03/02/2013 (12 Moons Solo Project Day 61)

12 Moons Solo Saxophone Project Day 61

Date: 03/02/2013
Instrument; Tenor saxophone
Location: Home studio in Clinton, WA (Whidbey Island)

Notes:

When I was in New York several years ago there was a small painting in the Museum of Modern Art. The artist’s name escapes my mind right now. His painting was composed mostly of whitish dead air space, with a washed-out orange and cream colored line down the center. The line went top to bottom as though it ran right off the canvas with no beginning and no end. I remember that on the placard description the creator had called this piece “a major breakthrough” in his work. It went on to say that this single line represented the first visual point of focus in the entire body of this painters work. At this early stage in my musical development, I remember being struck by this definition of “breakthrough,” that for this artist the most basic of shapes with the most basic usage could be so shattering for him as the creator. My improvisation today was inspired by this idea.
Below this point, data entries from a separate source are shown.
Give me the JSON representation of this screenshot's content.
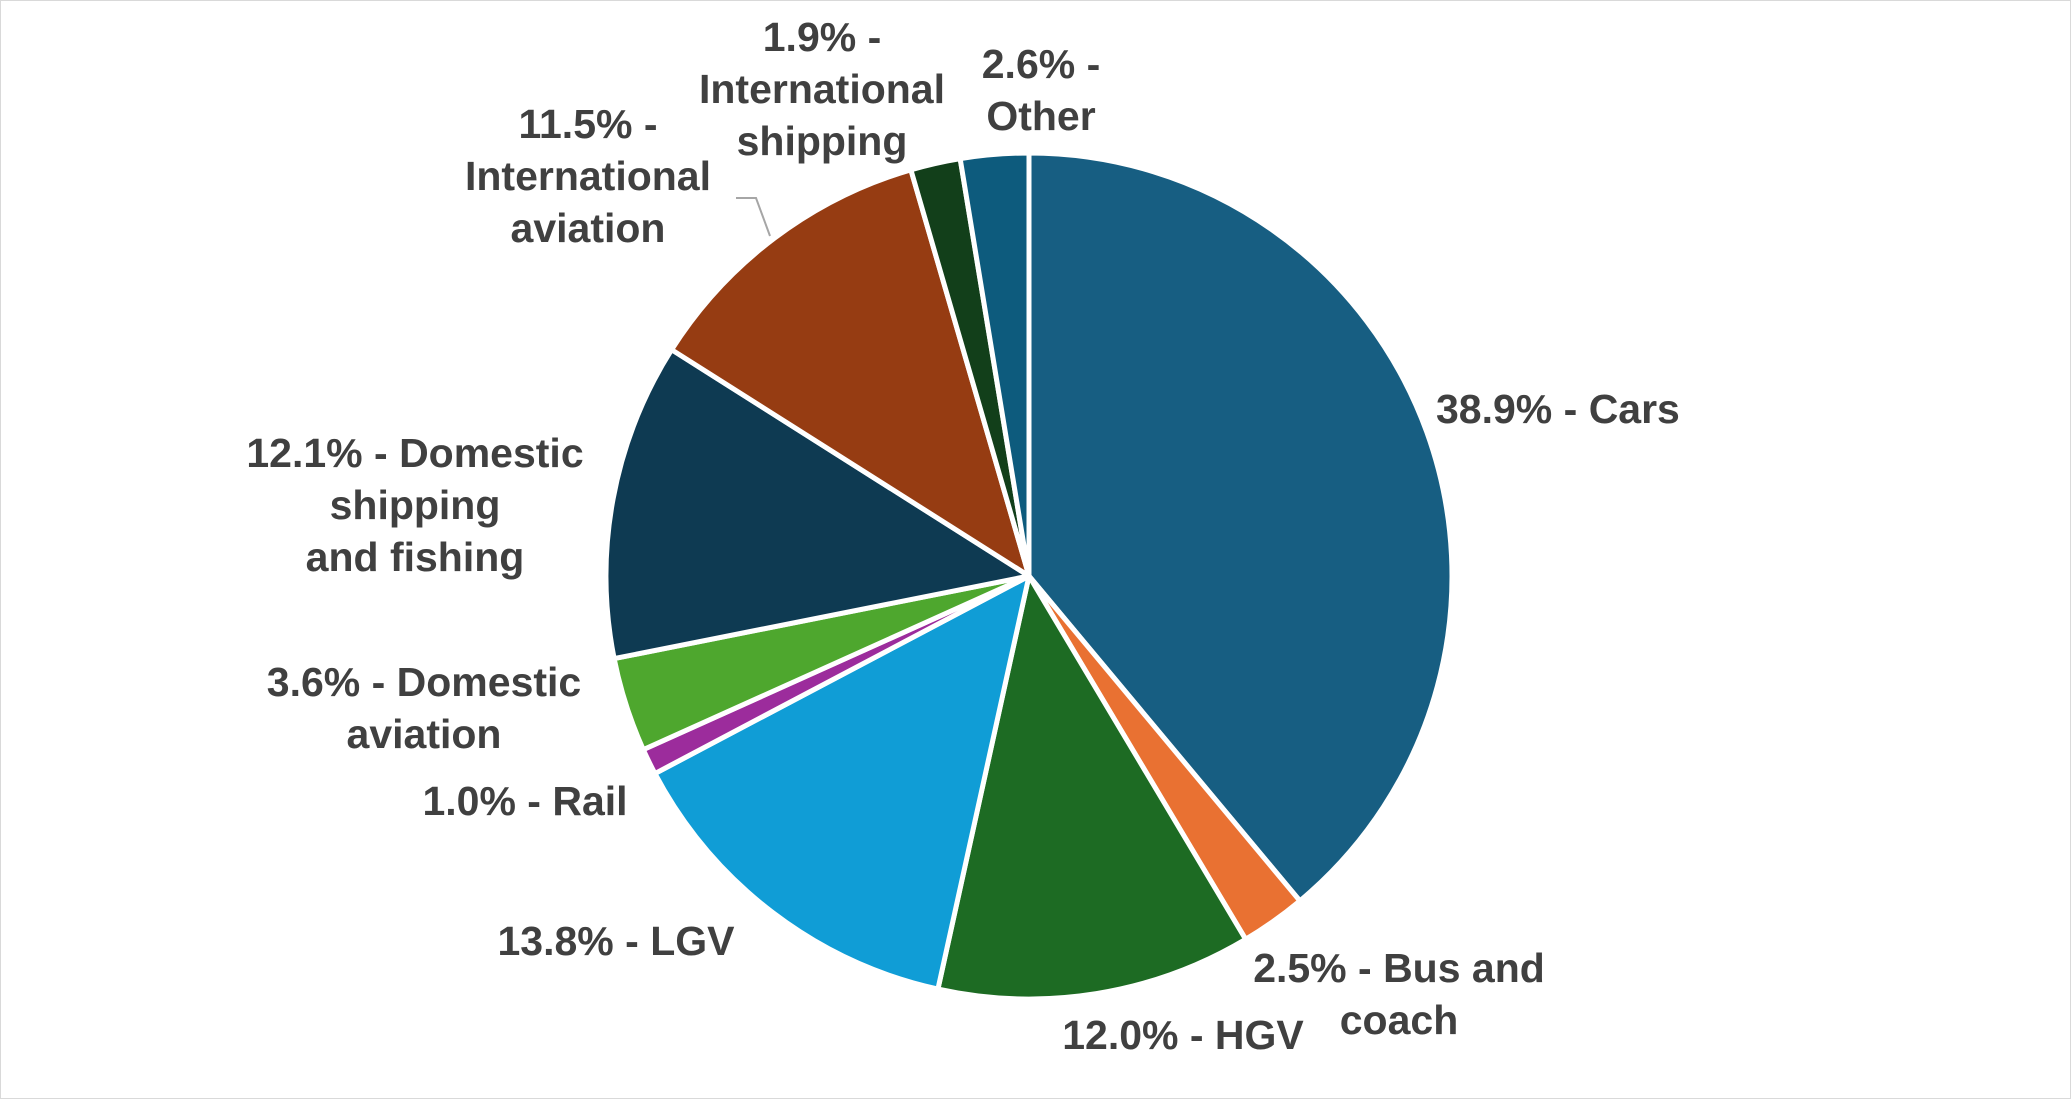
{
  "chart_data": {
    "type": "pie",
    "title": "",
    "slices": [
      {
        "label_lines": [
          "38.9% - Cars"
        ],
        "value": 38.9,
        "color": "#175e82"
      },
      {
        "label_lines": [
          "2.5% - Bus and",
          "coach"
        ],
        "value": 2.5,
        "color": "#e97132"
      },
      {
        "label_lines": [
          "12.0% - HGV"
        ],
        "value": 12.0,
        "color": "#1d6b23"
      },
      {
        "label_lines": [
          "13.8% - LGV"
        ],
        "value": 13.8,
        "color": "#109dd6"
      },
      {
        "label_lines": [
          "1.0% - Rail"
        ],
        "value": 1.0,
        "color": "#9c2c9c"
      },
      {
        "label_lines": [
          "3.6% - Domestic",
          "aviation"
        ],
        "value": 3.6,
        "color": "#4ea72e"
      },
      {
        "label_lines": [
          "12.1% - Domestic",
          "shipping",
          "and fishing"
        ],
        "value": 12.1,
        "color": "#0e3a52"
      },
      {
        "label_lines": [
          "11.5% -",
          "International",
          "aviation"
        ],
        "value": 11.5,
        "color": "#963c12"
      },
      {
        "label_lines": [
          "1.9% -",
          "International",
          "shipping"
        ],
        "value": 1.9,
        "color": "#123f1a"
      },
      {
        "label_lines": [
          "2.6% -",
          "Other"
        ],
        "value": 2.6,
        "color": "#0d5b7d"
      }
    ],
    "start_angle": "12 o'clock",
    "direction": "clockwise",
    "legend": "none"
  }
}
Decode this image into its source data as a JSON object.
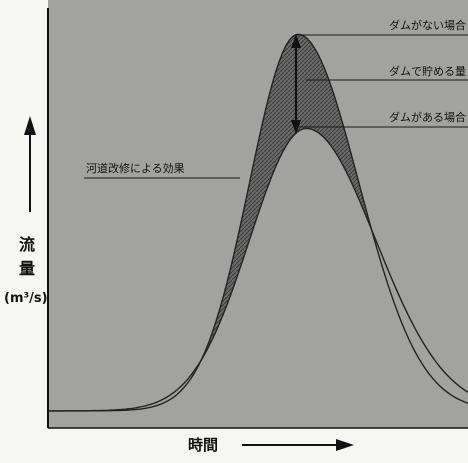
{
  "chart_data": {
    "type": "area",
    "title": "",
    "xlabel": "時間",
    "ylabel": "流量",
    "yunit": "(m³/s)",
    "grid": false,
    "series": [],
    "annotations": [
      {
        "text": "ダムがない場合"
      },
      {
        "text": "ダムで貯める量"
      },
      {
        "text": "ダムがある場合"
      },
      {
        "text": "河道改修による効果"
      }
    ]
  }
}
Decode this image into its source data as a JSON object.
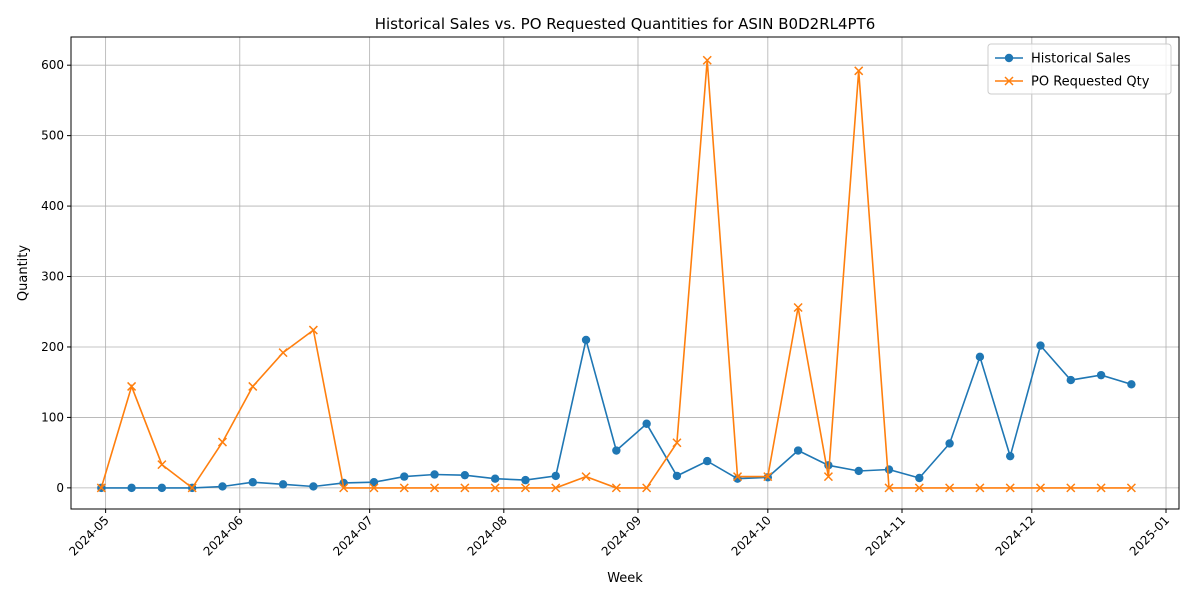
{
  "chart_data": {
    "type": "line",
    "title": "Historical Sales vs. PO Requested Quantities for ASIN B0D2RL4PT6",
    "xlabel": "Week",
    "ylabel": "Quantity",
    "ylim": [
      -30,
      640
    ],
    "xlim": [
      "2024-04-23",
      "2025-01-04"
    ],
    "grid": true,
    "legend_position": "top-right",
    "x_ticks": [
      "2024-05-01",
      "2024-06-01",
      "2024-07-01",
      "2024-08-01",
      "2024-09-01",
      "2024-10-01",
      "2024-11-01",
      "2024-12-01",
      "2025-01-01"
    ],
    "x_tick_labels": [
      "2024-05",
      "2024-06",
      "2024-07",
      "2024-08",
      "2024-09",
      "2024-10",
      "2024-11",
      "2024-12",
      "2025-01"
    ],
    "y_ticks": [
      0,
      100,
      200,
      300,
      400,
      500,
      600
    ],
    "x": [
      "2024-04-30",
      "2024-05-07",
      "2024-05-14",
      "2024-05-21",
      "2024-05-28",
      "2024-06-04",
      "2024-06-11",
      "2024-06-18",
      "2024-06-25",
      "2024-07-02",
      "2024-07-09",
      "2024-07-16",
      "2024-07-23",
      "2024-07-30",
      "2024-08-06",
      "2024-08-13",
      "2024-08-20",
      "2024-08-27",
      "2024-09-03",
      "2024-09-10",
      "2024-09-17",
      "2024-09-24",
      "2024-10-01",
      "2024-10-08",
      "2024-10-15",
      "2024-10-22",
      "2024-10-29",
      "2024-11-05",
      "2024-11-12",
      "2024-11-19",
      "2024-11-26",
      "2024-12-03",
      "2024-12-10",
      "2024-12-17",
      "2024-12-24"
    ],
    "series": [
      {
        "name": "Historical Sales",
        "color": "#1f77b4",
        "marker": "circle",
        "values": [
          0,
          0,
          0,
          0,
          2,
          8,
          5,
          2,
          7,
          8,
          16,
          19,
          18,
          13,
          11,
          17,
          210,
          53,
          91,
          17,
          38,
          13,
          15,
          53,
          32,
          24,
          26,
          14,
          63,
          186,
          45,
          202,
          153,
          160,
          147
        ]
      },
      {
        "name": "PO Requested Qty",
        "color": "#ff7f0e",
        "marker": "x",
        "values": [
          0,
          144,
          33,
          0,
          65,
          144,
          192,
          224,
          0,
          0,
          0,
          0,
          0,
          0,
          0,
          0,
          16,
          0,
          0,
          64,
          607,
          16,
          16,
          256,
          16,
          592,
          0,
          0,
          0,
          0,
          0,
          0,
          0,
          0,
          0
        ]
      }
    ]
  }
}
A point of interest for me lately is creating a musical statement that is direct as possible. The 12-tone melody is an established musical form and extremely common. A 12-tone melody is composed of all 12 chromatic pitches, each performed in turn with no repetition of a pitch until all 12 have been stated. With this simple concept lays a world of possibility for the great composers of this style, and many separate but related scales can be derived from the single parent or “prime” scale. My improvisation today uses only the prime scale–12 pitches performed with a pause afterward it is complete.

The 12 tone scale I improvised uses the following pitch order (in the tenor key): D, A, E, F#, C#, F, B, G#, C, Bb, D#, G. However, on some repetitions I also implement the use of overtones to create these pitches as well–they are also played in the same octave that the original statement places them in. To create the 12 notes, I used 5 fingerings with overtones built off the low octave pitches Bb, B, C, # and D. When I play this 12 tone row with overtones, each pitch then has a tone in the lowest octave that accompanies it. These lower tones do not follow a 12 tone shape.